Core Skills & Experience
  • Minimum 3 years of relevant experience in data governance, lineage, metadata management, or controls programs within finance/banking.
  • Strong understanding of data lineage concepts: technical lineage, business lineage, column-level lineage, impact analysis, and provenance.
  • Hands on experience with data lineage / metadata tooling in enterprise environments (e.g., Collibra, Alation, Informatica EDC/IDMC, IBM Infosphere, Microsoft Purview, Apache Atlas, Amundsen, DataHub or similar).
  • Proven ability to build lineage for complex platforms: data lakes, warehouses, marts, and distributed processing (Spark based pipelines).
  • Strong proficiency in SQL for tracing transformations and validating mappings across layers.
  • Working knowledge of ETL/ELT patterns, data modeling (dimensional + normalized), and batch scheduling dependencies.

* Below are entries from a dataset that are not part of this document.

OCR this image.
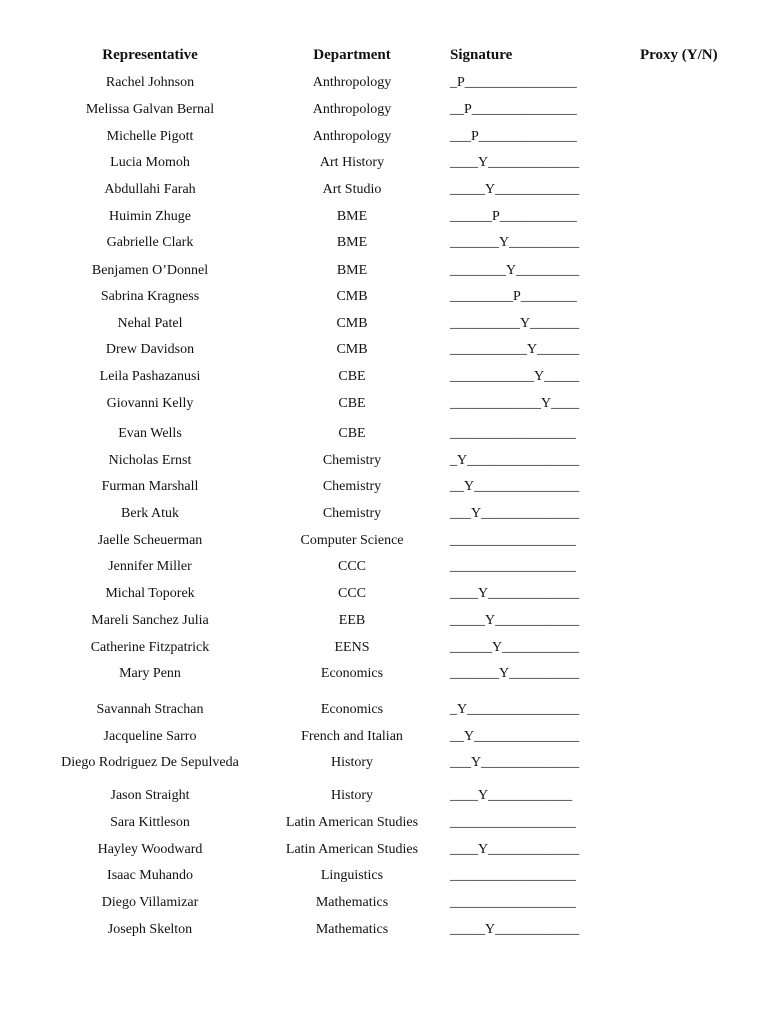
Representative	Department	Signature	Proxy (Y/N)
Rachel Johnson	Anthropology	_P________________
Melissa Galvan Bernal	Anthropology	__P_______________
Michelle Pigott	Anthropology	___P______________
Lucia Momoh	Art History	____Y_____________
Abdullahi Farah	Art Studio	_____Y____________
Huimin Zhuge	BME	______P___________
Gabrielle Clark	BME	_______Y__________
Benjamen O’Donnel	BME	________Y_________
Sabrina Kragness	CMB	_________P________
Nehal Patel	CMB	__________Y_______
Drew Davidson	CMB	___________Y______
Leila Pashazanusi	CBE	____________Y_____
Giovanni Kelly	CBE	_____________Y____
Evan Wells	CBE	__________________
Nicholas Ernst	Chemistry	_Y________________
Furman Marshall	Chemistry	__Y_______________
Berk Atuk	Chemistry	___Y______________
Jaelle Scheuerman	Computer Science	__________________
Jennifer Miller	CCC	__________________
Michal Toporek	CCC	____Y_____________
Mareli Sanchez Julia	EEB	_____Y____________
Catherine Fitzpatrick	EENS	______Y___________
Mary Penn	Economics	_______Y__________
Savannah Strachan	Economics	_Y________________
Jacqueline Sarro	French and Italian	__Y_______________
Diego Rodriguez De Sepulveda	History	___Y______________
Jason Straight	History	____Y____________
Sara Kittleson	Latin American Studies	__________________
Hayley Woodward	Latin American Studies	____Y_____________
Isaac Muhando	Linguistics	__________________
Diego Villamizar	Mathematics	__________________
Joseph Skelton	Mathematics	_____Y____________
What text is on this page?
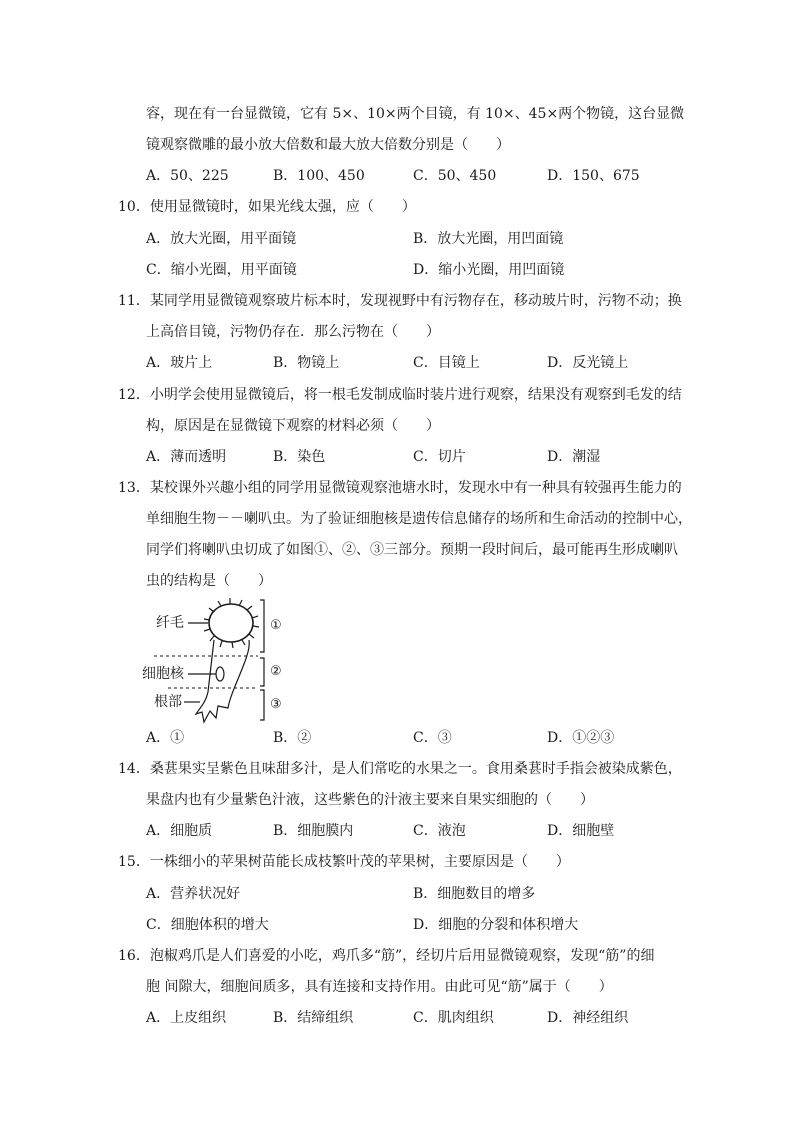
容，现在有一台显微镜，它有 5×、10×两个目镜，有 10×、45×两个物镜，这台显微
镜观察微雕的最小放大倍数和最大放大倍数分别是（　　）
A．50、225	B．100、450	C．50、450	D．150、675
10．使用显微镜时，如果光线太强，应（　　）
A．放大光圈，用平面镜	B．放大光圈，用凹面镜
C．缩小光圈，用平面镜	D．缩小光圈，用凹面镜
11．某同学用显微镜观察玻片标本时，发现视野中有污物存在，移动玻片时，污物不动；换
上高倍目镜，污物仍存在．那么污物在（　　）
A．玻片上	B．物镜上	C．目镜上	D．反光镜上
12．小明学会使用显微镜后，将一根毛发制成临时装片进行观察，结果没有观察到毛发的结
构，原因是在显微镜下观察的材料必须（　　）
A．薄而透明	B．染色	C．切片	D．潮湿
13．某校课外兴趣小组的同学用显微镜观察池塘水时，发现水中有一种具有较强再生能力的
单细胞生物－－喇叭虫。为了验证细胞核是遗传信息储存的场所和生命活动的控制中心，
同学们将喇叭虫切成了如图①、②、③三部分。预期一段时间后，最可能再生形成喇叭
虫的结构是（　　）
纤毛
细胞核
根部
①
②
③
A．①	B．②	C．③	D．①②③
14．桑葚果实呈紫色且味甜多汁，是人们常吃的水果之一。食用桑葚时手指会被染成紫色，
果盘内也有少量紫色汁液，这些紫色的汁液主要来自果实细胞的（　　）
A．细胞质	B．细胞膜内	C．液泡	D．细胞壁
15．一株细小的苹果树苗能长成枝繁叶茂的苹果树，主要原因是（　　）
A．营养状况好	B．细胞数目的增多
C．细胞体积的增大	D．细胞的分裂和体积增大
16．泡椒鸡爪是人们喜爱的小吃，鸡爪多“筋”，经切片后用显微镜观察，发现“筋”的细
胞 间隙大，细胞间质多，具有连接和支持作用。由此可见“筋”属于（　　）
A．上皮组织	B．结缔组织	C．肌肉组织	D．神经组织
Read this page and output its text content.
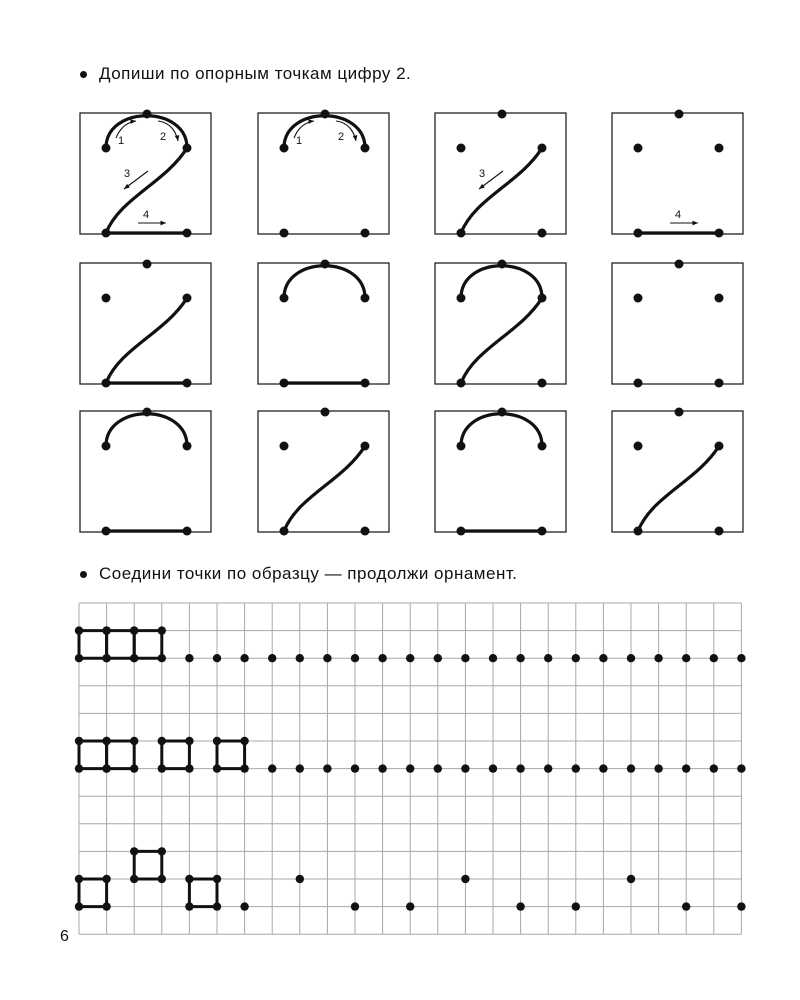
Допиши по опорным точкам цифру 2.
Соедини точки по образцу — продолжи орнамент.
1	2
3
4
1	2
3
4
6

  • Ability to interpret data transformation logic from pipelines (Spark SQL / PySpark / Hive queries / orchestration configs).
  • Strong documentation capability: source to target mappings, lineage diagrams, data dictionaries, metadata standards, and control evidence packs.
Technical Skills
  • Strong proficiency in Python (data analysis/automation for metadata extraction, validation scripts, rule checks).

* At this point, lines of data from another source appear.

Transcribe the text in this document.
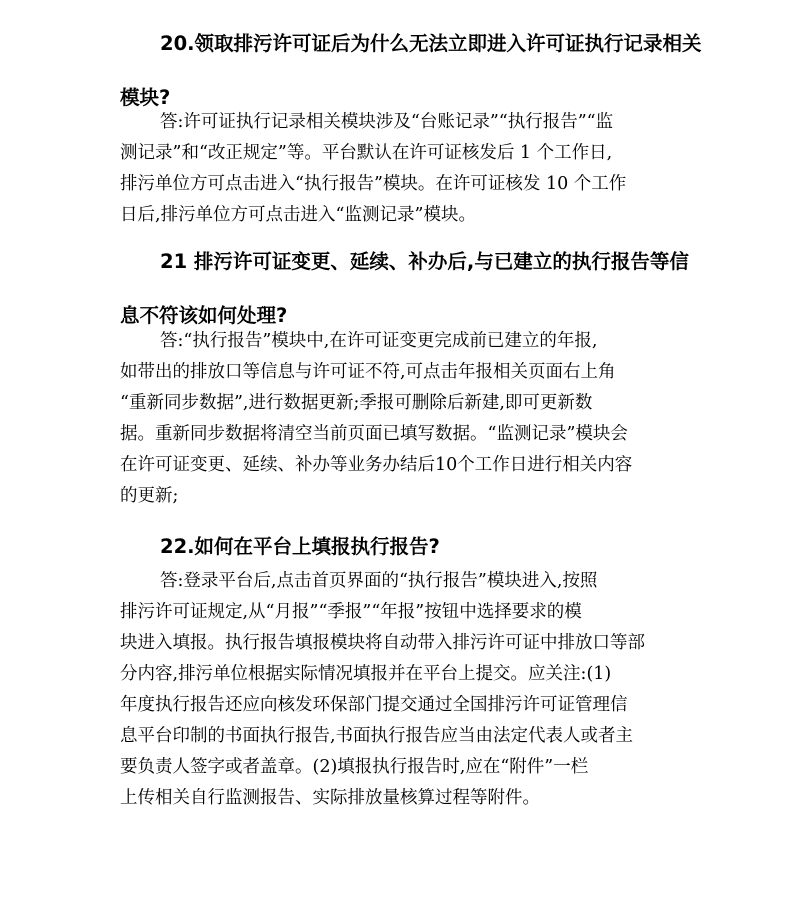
20.领取排污许可证后为什么无法立即进入许可证执行记录相关
模块?
答:许可证执行记录相关模块涉及“台账记录”“执行报告”“监
测记录”和“改正规定”等。平台默认在许可证核发后 1 个工作日,
排污单位方可点击进入“执行报告”模块。在许可证核发 10 个工作
日后,排污单位方可点击进入“监测记录”模块。
21 排污许可证变更、延续、补办后,与已建立的执行报告等信
息不符该如何处理?
答:“执行报告”模块中,在许可证变更完成前已建立的年报,
如带出的排放口等信息与许可证不符,可点击年报相关页面右上角
“重新同步数据”,进行数据更新;季报可删除后新建,即可更新数
据。重新同步数据将清空当前页面已填写数据。“监测记录”模块会
在许可证变更、延续、补办等业务办结后10个工作日进行相关内容
的更新;
22.如何在平台上填报执行报告?
答:登录平台后,点击首页界面的“执行报告”模块进入,按照
排污许可证规定,从“月报”“季报”“年报”按钮中选择要求的模
块进入填报。执行报告填报模块将自动带入排污许可证中排放口等部
分内容,排污单位根据实际情况填报并在平台上提交。应关注:(1)
年度执行报告还应向核发环保部门提交通过全国排污许可证管理信
息平台印制的书面执行报告,书面执行报告应当由法定代表人或者主
要负责人签字或者盖章。(2)填报执行报告时,应在“附件”一栏
上传相关自行监测报告、实际排放量核算过程等附件。
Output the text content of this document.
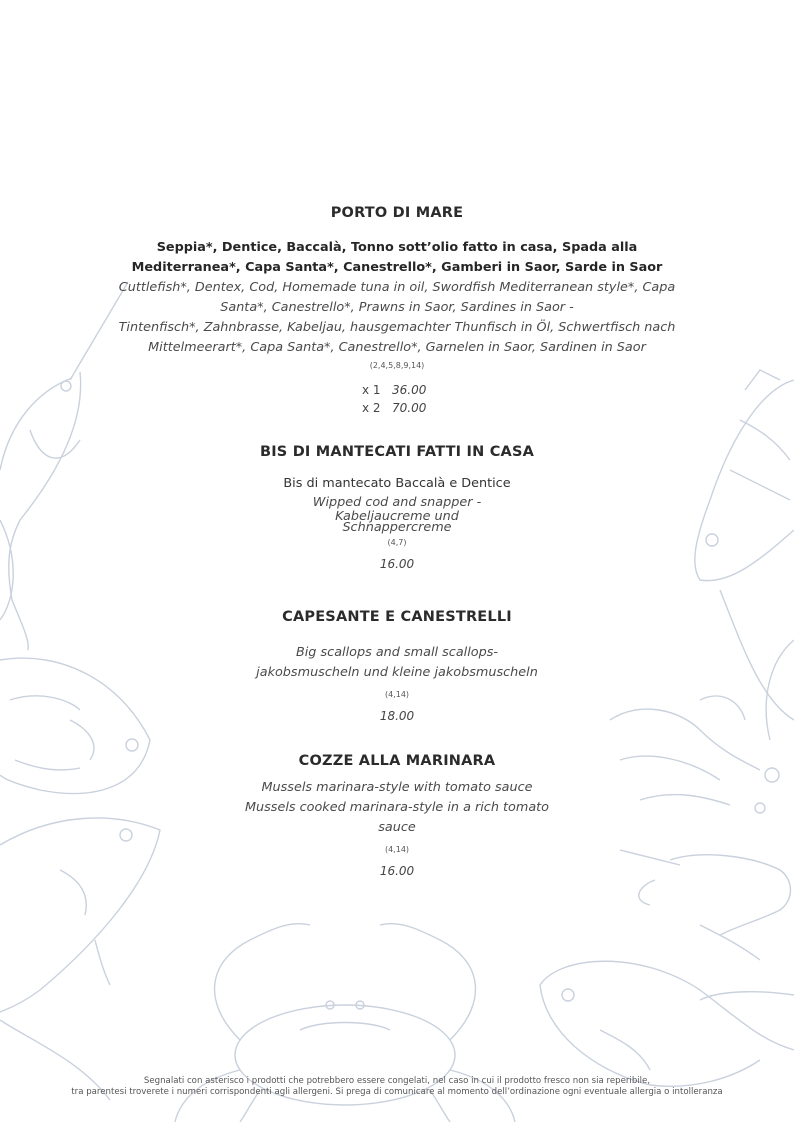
PORTO DI MARE
Seppia*, Dentice, Baccalà, Tonno sott’olio fatto in casa, Spada alla
Mediterranea*, Capa Santa*, Canestrello*, Gamberi in Saor, Sarde in Saor
Cuttlefish*, Dentex, Cod, Homemade tuna in oil, Swordfish Mediterranean style*, Capa
Santa*, Canestrello*, Prawns in Saor, Sardines in Saor -
Tintenfisch*, Zahnbrasse, Kabeljau, hausgemachter Thunfisch in Öl, Schwertfisch nach
Mittelmeerart*, Capa Santa*, Canestrello*, Garnelen in Saor, Sardinen in Saor
(2,4,5,8,9,14)
x 1 36.00
x 2 70.00
BIS DI MANTECATI FATTI IN CASA
Bis di mantecato Baccalà e Dentice
Wipped cod and snapper -
Kabeljaucreme und
Schnappercreme
(4,7)
16.00
CAPESANTE E CANESTRELLI
Big scallops and small scallops-
jakobsmuscheln und kleine jakobsmuscheln
(4,14)
18.00
COZZE ALLA MARINARA
Mussels marinara-style with tomato sauce
Mussels cooked marinara-style in a rich tomato
sauce
(4,14)
16.00
Segnalati con asterisco i prodotti che potrebbero essere congelati, nel caso in cui il prodotto fresco non sia reperibile,
tra parentesi troverete i numeri corrispondenti agli allergeni. Si prega di comunicare al momento dell’ordinazione ogni eventuale allergia o intolleranza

  • Hands on experience with PySpark and Spark SQL in production environments.
  • Solid knowledge of Hive, Impala, HDFS, and Parquet.

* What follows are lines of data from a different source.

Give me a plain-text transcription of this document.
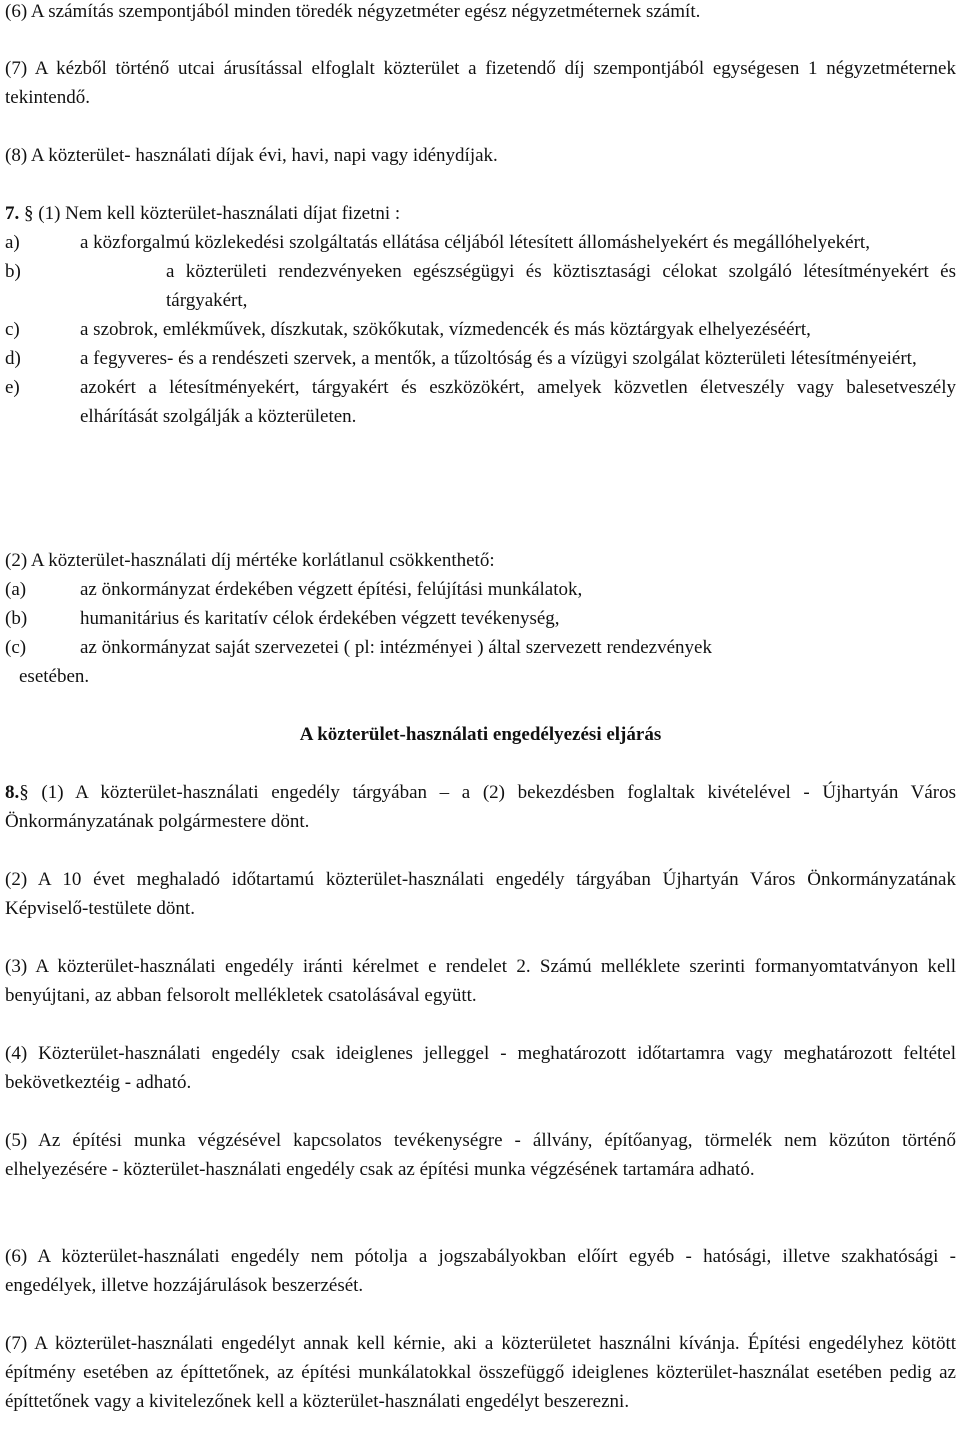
(6) A számítás szempontjából minden töredék négyzetméter egész négyzetméternek számít.

(7) A kézből történő utcai árusítással elfoglalt közterület a fizetendő díj szempontjából egységesen 1 négyzetméternek tekintendő.

(8) A közterület- használati díjak évi, havi, napi vagy idénydíjak.

7. § (1) Nem kell közterület-használati díjat fizetni :
a)	a közforgalmú közlekedési szolgáltatás ellátása céljából létesített állomáshelyekért és megállóhelyekért,
b)	a közterületi rendezvényeken egészségügyi és köztisztasági célokat szolgáló létesítményekért és tárgyakért,
c)	a szobrok, emlékművek, díszkutak, szökőkutak, vízmedencék és más köztárgyak elhelyezéséért,
d)	a fegyveres- és a rendészeti szervek, a mentők, a tűzoltóság és a vízügyi szolgálat közterületi létesítményeiért,
e)	azokért a létesítményekért, tárgyakért és eszközökért, amelyek közvetlen életveszély vagy balesetveszély elhárítását szolgálják a közterületen.
(2) A közterület-használati díj mértéke korlátlanul csökkenthető:
(a)	az önkormányzat érdekében végzett építési, felújítási munkálatok,
(b)	humanitárius és karitatív célok érdekében végzett tevékenység,
(c)	az önkormányzat saját szervezetei ( pl: intézményei ) által szervezett rendezvények
esetében.

A közterület-használati engedélyezési eljárás

8.§ (1) A közterület-használati engedély tárgyában – a (2) bekezdésben foglaltak kivételével - Újhartyán Város Önkormányzatának polgármestere dönt.

(2) A 10 évet meghaladó időtartamú közterület-használati engedély tárgyában Újhartyán Város Önkormányzatának Képviselő-testülete dönt.

(3) A közterület-használati engedély iránti kérelmet e rendelet 2. Számú melléklete szerinti formanyomtatványon kell benyújtani, az abban felsorolt mellékletek csatolásával együtt.

(4) Közterület-használati engedély csak ideiglenes jelleggel - meghatározott időtartamra vagy meghatározott feltétel bekövetkeztéig - adható.

(5) Az építési munka végzésével kapcsolatos tevékenységre - állvány, építőanyag, törmelék nem közúton történő elhelyezésére - közterület-használati engedély csak az építési munka végzésének tartamára adható.

(6) A közterület-használati engedély nem pótolja a jogszabályokban előírt egyéb - hatósági, illetve szakhatósági - engedélyek, illetve hozzájárulások beszerzését.

(7) A közterület-használati engedélyt annak kell kérnie, aki a közterületet használni kívánja. Építési engedélyhez kötött építmény esetében az építtetőnek, az építési munkálatokkal összefüggő ideiglenes közterület-használat esetében pedig az építtetőnek vagy a kivitelezőnek kell a közterület-használati engedélyt beszerezni.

  • Advanced SQL skills; experience with Oracle databases is preferred.
  • Working knowledge of Autosys & Apache Airflow.
  • Experience with CI/CD tools (Git, Harness, UrbanCode Deploy (UCD), Red Hat OpenShift).
  • Familiarity with AWS S3 for large-scale data storage.
  • Exposure to Tableau (understanding data sources, extracts, dependencies) is a plus.
Nice-to-Have
  • Experience with regulatory reporting data domains (risk, liquidity, capital, finance, BCBS 239 alignment, etc.).
  • Knowledge of data governance operating models: CDEs, data ownership, stewardship, data quality dimensions.
  • Experience creating audit ready documentation and participating in audit walkthroughs.
  • Experience working in Agile/Scrum delivery models.
  • Familiarity with monitoring and alerting tools for data pipelines.
Experience Requirements & Qualifications
  • Conduct discovery workshops to identify priority reports, data products, and Critical Data Elements (CDEs).
  • Build and maintain end-to-end lineage across systems, including column level mappings where required.
  • Produce and maintain Source-to-Target Mapping (STTM) documentation and metadata standards.
  • Validate lineage accuracy by tracing logic through SQL/Spark transformations and pipeline configurations.
  • Support impact analysis for proposed changes (upstream/downstream dependencies, report impact, control impact).
  • Partner with engineers and platform teams to improve metadata capture and lineage automation (where possible).
  • Define lineage related control points and produce audit ready evidence (diagrams, mappings, query proofs, run evidence).
  • Support UAT by validating that reported numbers can be traced and explained back to trusted sources.
  • Maintain the lineage backlog and track changes across releases to ensure artifacts remain current.